We will get the latest inflation data on Thursday 22nd January, the day before the BOJ meeting on Friday 23rd January. Although considered to be too soon for another rate rise, Ueda is growing increasingly confident that Japanese rates can rise again and should signal this in the updated quarterly outlook. A weaker Yen is grist to the mill. A potential snap election in February for new PM Takaichi could see the government gain a mandate for reflationary Abenomics 2.0 – except this time the BOJ will be hiking into economic strength rather than easing due to weakness.
4. The BOE
The Bank of England is still very divided over its direction. Although, as the government keeps reminding us, there have been six interest rate cuts under the Labour government, these were mostly delivered by a split committee. We hear from the doves this week, with Governor Bailey on Tuesday followed by Ramsden and uber-dove Taylor on Wednesday. One of those who preferred to leave rates unchanged in December, Megan Greene, speaks Friday 23rd January.
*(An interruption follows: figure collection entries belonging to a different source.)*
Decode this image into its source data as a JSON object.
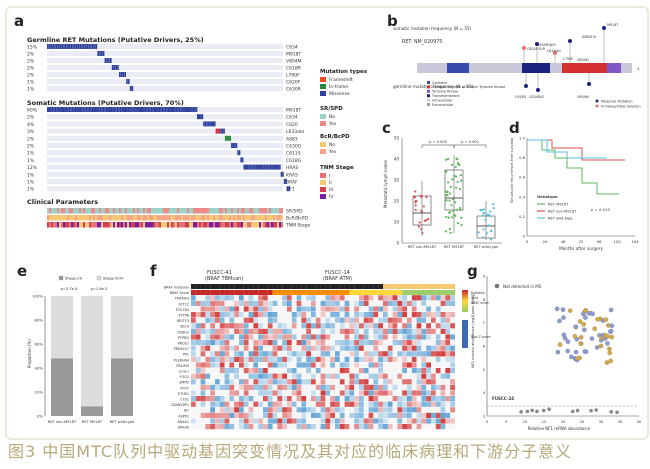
{
  "panels": [
    "a",
    "b",
    "c",
    "d",
    "e",
    "f",
    "g"
  ],
  "colors": {
    "mutation_blue": "#3f5fbf",
    "inframe": "#2b8a3e",
    "missense": "#2e3f9c",
    "stage_i": "#e57373",
    "stage_ii": "#f7c873",
    "stage_iii": "#d04050",
    "stage_iv": "#7b1fa2",
    "no": "#9bd2c7",
    "yes": "#f08a8a",
    "mid_violet": "#8e7ec8",
    "caption": "#b7a87a",
    "stage_ivbar": "#dddddd",
    "stage_iibar": "#999999",
    "red_line": "#d9534f",
    "green_line": "#5cb85c",
    "blue_line": "#5bc0de"
  },
  "panel_a": {
    "germline_title": "Germline RET Mutations (Putative Drivers, 25%)",
    "germline_rows": [
      {
        "pct": "15%",
        "gene": "C634"
      },
      {
        "pct": "2%",
        "gene": "M918T"
      },
      {
        "pct": "2%",
        "gene": "V804M"
      },
      {
        "pct": "2%",
        "gene": "C618R"
      },
      {
        "pct": "2%",
        "gene": "L790F"
      },
      {
        "pct": "1%",
        "gene": "C620F"
      },
      {
        "pct": "1%",
        "gene": "C630R"
      }
    ],
    "somatic_title": "Somatic Mutations (Putative Drivers, 70%)",
    "somatic_rows": [
      {
        "pct": "60%",
        "gene": "M918T"
      },
      {
        "pct": "2%",
        "gene": "C634"
      },
      {
        "pct": "4%",
        "gene": "C620"
      },
      {
        "pct": "3%",
        "gene": "L633del"
      },
      {
        "pct": "2%",
        "gene": "A883"
      },
      {
        "pct": "2%",
        "gene": "C630G"
      },
      {
        "pct": "1%",
        "gene": "C611S"
      },
      {
        "pct": "1%",
        "gene": "C618G"
      },
      {
        "pct": "12%",
        "gene": "HRAS"
      },
      {
        "pct": "1%",
        "gene": "KRAS"
      },
      {
        "pct": "1%",
        "gene": "BRAF"
      },
      {
        "pct": "1%",
        "gene": "NF1"
      }
    ],
    "clinical_title": "Clinical Parameters",
    "clinical_rows": [
      "SR/SPD",
      "BcR/BcPD",
      "TNM Stage"
    ],
    "mutation_types_title": "Mutation types",
    "mutation_types": [
      "Frameshift",
      "In-frame",
      "Missense"
    ],
    "srspd_title": "SR/SPD",
    "srspd": [
      "No",
      "Yes"
    ],
    "bcr_title": "BcR/BcPD",
    "bcr": [
      "No",
      "Yes"
    ],
    "tnm_title": "TNM Stage",
    "tnm": [
      "I",
      "II",
      "III",
      "IV"
    ]
  },
  "panel_b": {
    "label": "RET: NM_020975",
    "somatic_axis": "somatic mutation frequency (N = 55)",
    "germline_axis": "germline mutation frequency (N = 25)",
    "top_mutations": [
      "C620F/G/R",
      "C634R/W/Y",
      "L633del",
      "A883F/V",
      "M918T",
      "L790F",
      "V804M"
    ],
    "bottom_mutations": [
      "C618S",
      "C634R/G",
      "V804M"
    ],
    "domain_legend": [
      "Cadherin",
      "Catalytic domain of Protein Tyrosine Kinase",
      "Tyrosine Kinase",
      "Transmembrane",
      "Intracellular",
      "Extracellular"
    ],
    "mutation_legend": [
      "Missense Mutation",
      "In-frame/InDel Deletion"
    ],
    "ymax": "4"
  },
  "panel_c": {
    "ylabel": "Metastatic lymph nodes",
    "groups": [
      "RET non-M918T",
      "RET M918T",
      "RET wild-type"
    ],
    "pvals": [
      "p = 0.005",
      "p = 0.002"
    ],
    "yticks": [
      "0",
      "10",
      "20",
      "30",
      "40",
      "50"
    ]
  },
  "panel_d": {
    "ylabel": "Structural recurrence-free survival",
    "xlabel": "Months after surgery",
    "xticks": [
      "0",
      "24",
      "48",
      "72",
      "96",
      "120",
      "144"
    ],
    "yticks": [
      "0",
      "0.2",
      "0.4",
      "0.6",
      "0.8",
      "1.0"
    ],
    "legend_title": "Genotype",
    "series": [
      "RET M918T",
      "RET non-M918T",
      "RET wild-type"
    ],
    "pval": "p = 0.010"
  },
  "panel_e": {
    "legend": [
      "Stage I/II",
      "Stage III/IV"
    ],
    "pvals": [
      "p=3.7e-4",
      "p=1.8e-3"
    ],
    "ylabel": "Proportion (%)",
    "yticks": [
      "0%",
      "20%",
      "40%",
      "60%",
      "80%",
      "100%"
    ],
    "groups": [
      "RET non-M918T",
      "RET M918T",
      "RET wild-type"
    ],
    "stage_iii_iv_pct": [
      52,
      92,
      52
    ]
  },
  "panel_f": {
    "group_labels": [
      "FUSCC-41",
      "FUSCC-14"
    ],
    "group_sub": [
      "(BRAF TBMcan)",
      "(BRAF ATM)"
    ],
    "genes": [
      "BRAF mutation",
      "BRAF Score",
      "TMEM43",
      "STT12",
      "STS13D",
      "EFTPB",
      "RELTL3",
      "SEC4",
      "CRDH1",
      "PTPRD",
      "PROS1",
      "PRDELS7",
      "PPL",
      "PLEKHA4",
      "PDLIM4",
      "LLGL1",
      "FOO2",
      "SMPD",
      "FFOT",
      "ETHE1",
      "CTSC",
      "CDKN2BP1",
      "BO",
      "ASPP2",
      "ANXA1",
      "HMGAI"
    ],
    "legend_top": [
      "Mutation",
      "Wild"
    ],
    "legend_mid": "BRAF score",
    "legend_bot": "Row Z score"
  },
  "panel_g": {
    "legend": "Not detected in MS",
    "annotation": "FUSCC-24",
    "xlabel": "Relative NF1 mRNA abundance",
    "ylabel": "NF1 protein abundance (log2[peak area])",
    "xticks": [
      "0",
      "5",
      "10",
      "15",
      "20",
      "25",
      "30",
      "35",
      "40"
    ],
    "yticks": [
      "3",
      "4",
      "5",
      "6",
      "7",
      "8",
      "9"
    ]
  },
  "caption": "图3 中国MTC队列中驱动基因突变情况及其对应的临床病理和下游分子意义"
}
The shadow of the Budget returns with November’s GDP data released on Thursday. Given the shambles over delivering the budget, low expectations will already be baked into the cake. Rachel Reeves seems to be hoping she can keep her head down. She’s already announced the date of the Spring Statement for 3rd March – now downgraded to a mere Spring Forecast as the OBR have been relinquished from their role of judging whether she’s meeting her fiscal rules and will only be providing an updated forecast. From which we can likely interpolate whether the rules have been met, but it doesn’t matter, because she won’t have to do anything about it. Because markets only care about OBR judgements. Or so the logic goes.
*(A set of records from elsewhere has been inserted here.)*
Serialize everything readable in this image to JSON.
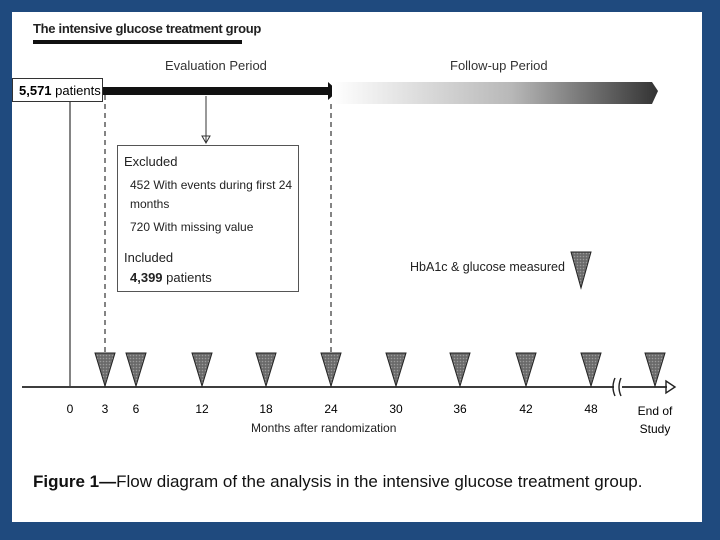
{
  "title": "The intensive glucose treatment group",
  "start_box": {
    "count": "5,571",
    "label": "patients"
  },
  "evaluation_period": "Evaluation Period",
  "followup_period": "Follow-up Period",
  "excluded_box": {
    "excluded_heading": "Excluded",
    "line1": "452 With events during first 24",
    "line1b": "months",
    "line2": "720 With missing value",
    "included_heading": "Included",
    "included_count": "4,399",
    "included_label": "patients"
  },
  "legend_label": "HbA1c & glucose measured",
  "ticks": [
    {
      "label": "0"
    },
    {
      "label": "3"
    },
    {
      "label": "6"
    },
    {
      "label": "12"
    },
    {
      "label": "18"
    },
    {
      "label": "24"
    },
    {
      "label": "30"
    },
    {
      "label": "36"
    },
    {
      "label": "42"
    },
    {
      "label": "48"
    }
  ],
  "end_tick": {
    "line1": "End of",
    "line2": "Study"
  },
  "axis_label": "Months after randomization",
  "caption": {
    "prefix": "Figure 1",
    "text": "Flow diagram of the analysis in the intensive glucose treatment group."
  },
  "colors": {
    "background": "#1f4a7e",
    "marker": "#4a4a4a"
  }
}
But forecasts are not reality, as we know from the periodic release of public finances data where outturns rarely match predictions. The PSNBR will be out on Thursday 22nd January. Before then the Finance Bill continues its march through parliament. Where this should have been a stroll through the park for a government with a huge majority it has already become bogged down in a mild rebellion by a handful of backbenchers along with outraged lobbying by the pub industry – the former having seen farmer inheritance tax thresholds eased and the latter providing business rates relief. If this goes on – and it will – the final budget will look very little like the one that Reeves stood up to deliver at the despatch box two months ago.
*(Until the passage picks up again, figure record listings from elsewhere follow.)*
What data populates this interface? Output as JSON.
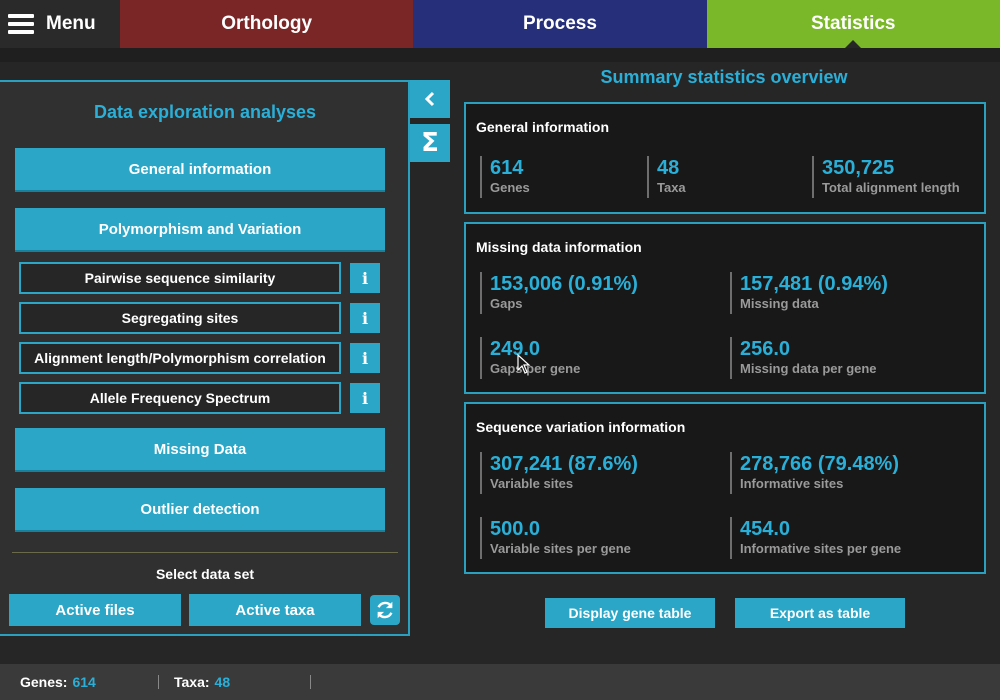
{
  "topbar": {
    "menu_label": "Menu",
    "tabs": [
      {
        "label": "Orthology",
        "color": "#7a2626"
      },
      {
        "label": "Process",
        "color": "#26307a"
      },
      {
        "label": "Statistics",
        "color": "#7ab829",
        "active": true
      }
    ]
  },
  "left": {
    "title": "Data exploration analyses",
    "general_btn": "General information",
    "polymorphism_btn": "Polymorphism and Variation",
    "sub_items": [
      {
        "label": "Pairwise sequence similarity",
        "info": "i"
      },
      {
        "label": "Segregating sites",
        "info": "i"
      },
      {
        "label": "Alignment length/Polymorphism correlation",
        "info": "i"
      },
      {
        "label": "Allele Frequency Spectrum",
        "info": "i"
      }
    ],
    "missing_btn": "Missing Data",
    "outlier_btn": "Outlier detection",
    "select_label": "Select data set",
    "active_files": "Active files",
    "active_taxa": "Active taxa"
  },
  "side": {
    "collapse_icon": "chevron-left-icon",
    "sigma_glyph": "Σ"
  },
  "right": {
    "title": "Summary statistics overview",
    "general": {
      "title": "General information",
      "stats": [
        {
          "value": "614",
          "label": "Genes"
        },
        {
          "value": "48",
          "label": "Taxa"
        },
        {
          "value": "350,725",
          "label": "Total alignment length"
        }
      ]
    },
    "missing": {
      "title": "Missing data information",
      "stats": [
        {
          "value": "153,006 (0.91%)",
          "label": "Gaps"
        },
        {
          "value": "157,481 (0.94%)",
          "label": "Missing data"
        },
        {
          "value": "249.0",
          "label": "Gaps per gene"
        },
        {
          "value": "256.0",
          "label": "Missing data per gene"
        }
      ]
    },
    "variation": {
      "title": "Sequence variation information",
      "stats": [
        {
          "value": "307,241 (87.6%)",
          "label": "Variable sites"
        },
        {
          "value": "278,766 (79.48%)",
          "label": "Informative sites"
        },
        {
          "value": "500.0",
          "label": "Variable sites per gene"
        },
        {
          "value": "454.0",
          "label": "Informative sites per gene"
        }
      ]
    },
    "display_table_btn": "Display gene table",
    "export_btn": "Export as table"
  },
  "status": {
    "genes_label": "Genes:",
    "genes_value": "614",
    "taxa_label": "Taxa:",
    "taxa_value": "48"
  },
  "colors": {
    "accent": "#2ca6c7",
    "accent_text": "#2ab0d8",
    "orthology": "#7a2626",
    "process": "#26307a",
    "statistics": "#7ab829"
  }
}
Financial markets might have moved on from political risk in Number 11 Downing Street but that just focuses the spotlight on Number 10. Whilst geopolitics drags headlines towards global issues, the PM can retreat to his preferred international stage. But domestic discontent persists. He can’t hide forever. The latest opinion polls put Labour in third place, having fallen over the traditionally quiet Christmas period. If that’s what voters think when they’re enjoying sherry and turkey with all the trimmings, how will they feel when they’re assaulted by negative political news in the depths of dry, grey January? Starmer remains in a vulnerable position, enemies of all sides just waiting for the excuse to pounce.
5. Earnings
Whilst Donald Trump does everything in his power to juice the economy, we will hear how companies are currently performing as earnings season returns. Kicking off with JP Morgan on Tuesday, there will be geopolitics made manifest with the report from TSMC (Taiwan Semiconductor Manufacturing Company) on Thursday and then an update on the consumer from Procter & Gamble on Thursday 22nd January.